SACRAMENTO – California Attorney General Xavier Becerra today announced he is taking action against the Environmental Protection Agency due to its failure to reduce methane emissions from existing oil and natural gas operations, as is required under the federal Clean Air Act.
Becerra’s office is currently leading a multi-state coalition of attorneys general who have intervened in the D.C. Circuit Court to defend standards that the EPA issued to reduce methane from new, reconstructed and modified sources in the oil and natural gas sector.
Joining Attorney General Becerra in sending an intent to sue letter to the EPA are the attorneys general of Connecticut, Illinois, Iowa, Maine, Maryland, Massachusetts, New Mexico, New York, Oregon, Pennsylvania, Rhode Island, Vermont, Washington State and the District of Columbia. The California Air Resources Board and the City of Chicago also joined this coalition.
Methane is many times more effective at trapping heat than carbon dioxide, and the lion’s share of methane emissions from the oil and natural gas sector – up to 90 percent – comes from existing equipment. Becerra wrote in an intent to sue letter that if the EPA refuses to act within 180 days, he will file suit in the U.S. District Court for the District of Columbia.
According to the Clean Air Act, once regulations have been issued for new sources, it is the responsibility of the EPA Administrator to issue guidelines for existing sources.
EPA Administrator Scott Pruitt has not done so, and as a result, is in violation of the Clean Air Act, Becerra contends.

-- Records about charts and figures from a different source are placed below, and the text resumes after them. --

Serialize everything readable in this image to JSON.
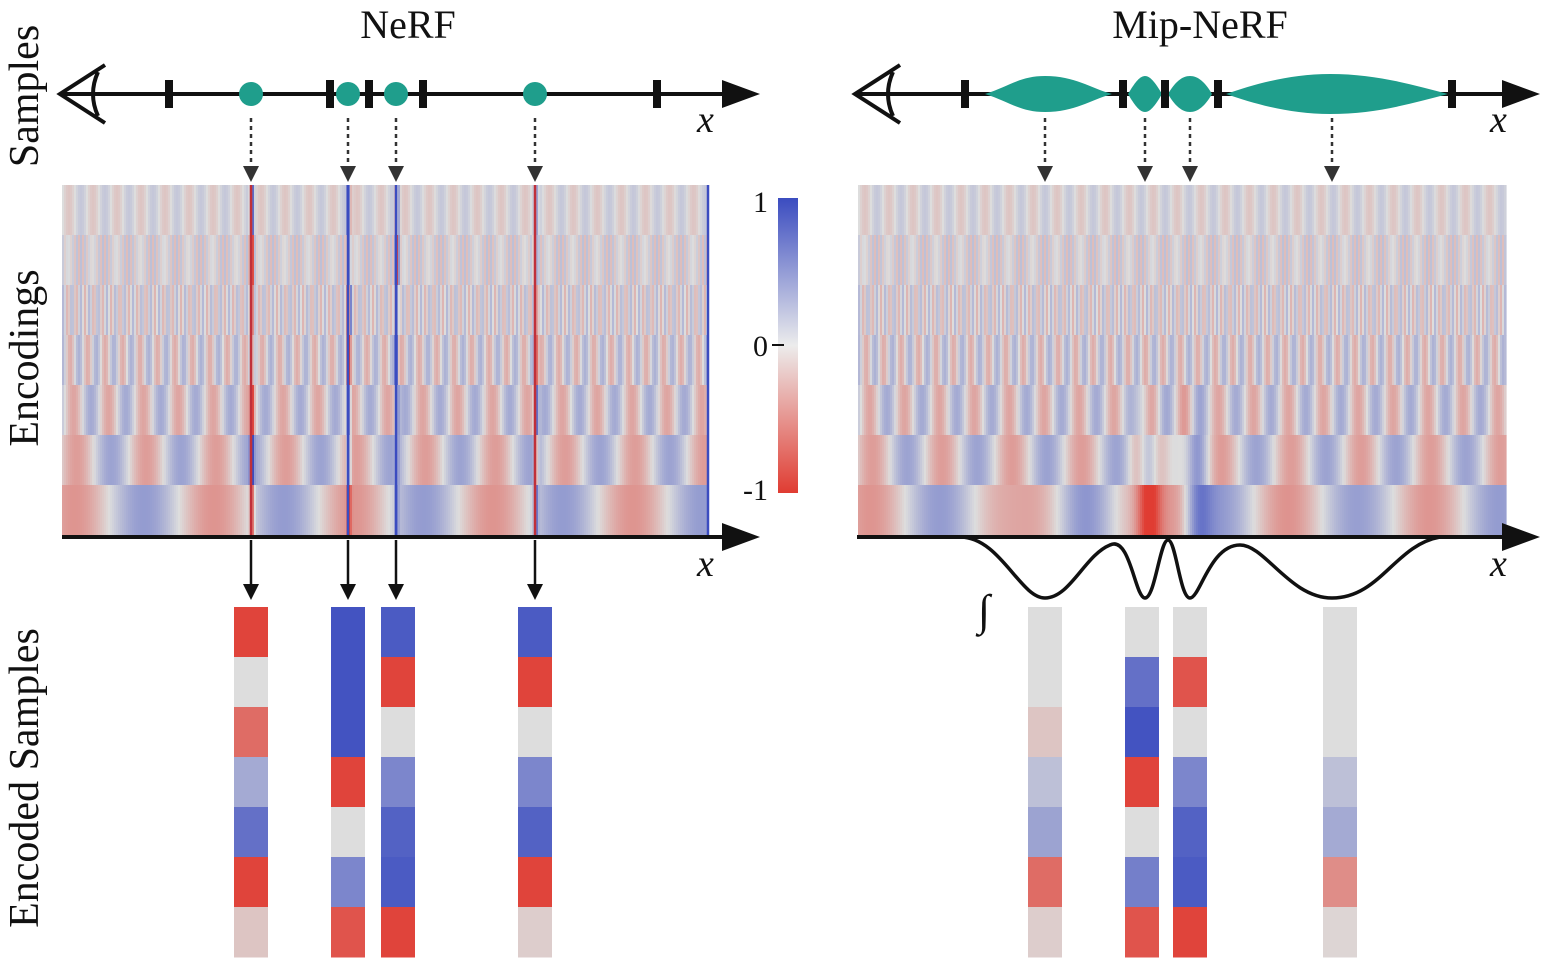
{
  "titles": {
    "left": "NeRF",
    "right": "Mip-NeRF"
  },
  "row_labels": {
    "samples": "Samples",
    "encodings": "Encodings",
    "encoded": "Encoded Samples"
  },
  "axis_label": "x",
  "integral_symbol": "∫",
  "colorbar": {
    "max_label": "1",
    "mid_label": "0",
    "min_label": "-1",
    "colors": {
      "positive": "#3b4cc0",
      "neutral": "#dddddd",
      "negative": "#e03c32"
    }
  },
  "sample_color": "#1f9e8c",
  "nerf": {
    "encoded_columns": [
      [
        -0.95,
        0.0,
        -0.7,
        0.35,
        0.75,
        -0.95,
        -0.15
      ],
      [
        0.95,
        0.95,
        0.95,
        -0.95,
        0.0,
        0.6,
        -0.85
      ],
      [
        0.9,
        -0.95,
        0.0,
        0.6,
        0.85,
        0.9,
        -0.95
      ],
      [
        0.9,
        -0.95,
        0.0,
        0.6,
        0.85,
        -0.95,
        -0.1
      ]
    ]
  },
  "mipnerf": {
    "encoded_columns": [
      [
        0.0,
        0.0,
        -0.15,
        0.2,
        0.4,
        -0.7,
        -0.1
      ],
      [
        0.0,
        0.75,
        0.95,
        -0.95,
        0.0,
        0.65,
        -0.85
      ],
      [
        0.0,
        -0.85,
        0.0,
        0.6,
        0.85,
        0.9,
        -0.95
      ],
      [
        0.0,
        0.0,
        0.0,
        0.2,
        0.35,
        -0.5,
        -0.05
      ]
    ]
  }
}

“When the science and the law are clear, it’s not time to stall, it’s our duty to move forward,” Becerra said. “States are leading the way – requiring the oil and natural gas industry to do more to reduce this potent greenhouse gas pollutant – and it’s past time for the EPA to step up to the plate. If it takes a lawsuit to get the EPA to fulfill its obligations, then that’s what we’ll do.”
Reducing methane emissions is an important component of California’s climate change strategy, as illustrated by the California Air Resources Board’s recent regulation limiting methane emissions from both new and existing oil and natural gas sector sources.
While California has issued its own stringent rules, the benefits obtained from California’s regulations will likely be offset if the EPA fails to reduce methane emissions from the oil and natural gas sector in other states. Moreover, the failure to regulate methane emissions from other states may place California’s oil and natural gas sector at a competitive disadvantage.
In the intent to sue letter, the attorneys general wrote that, instead of working to reduce methane emissions from existing sources, the Trump Administration’s EPA has done the opposite.
In March 2017, Administrator Pruitt even withdrew, without any notice or opportunity to comment, the EPA’s information collection request to the oil and natural gas industry that would have been of “critical use in addressing existing source emissions.”
A copy of the intent to sue letter is attached to the electronic version of this release at oag.ca.gov/news.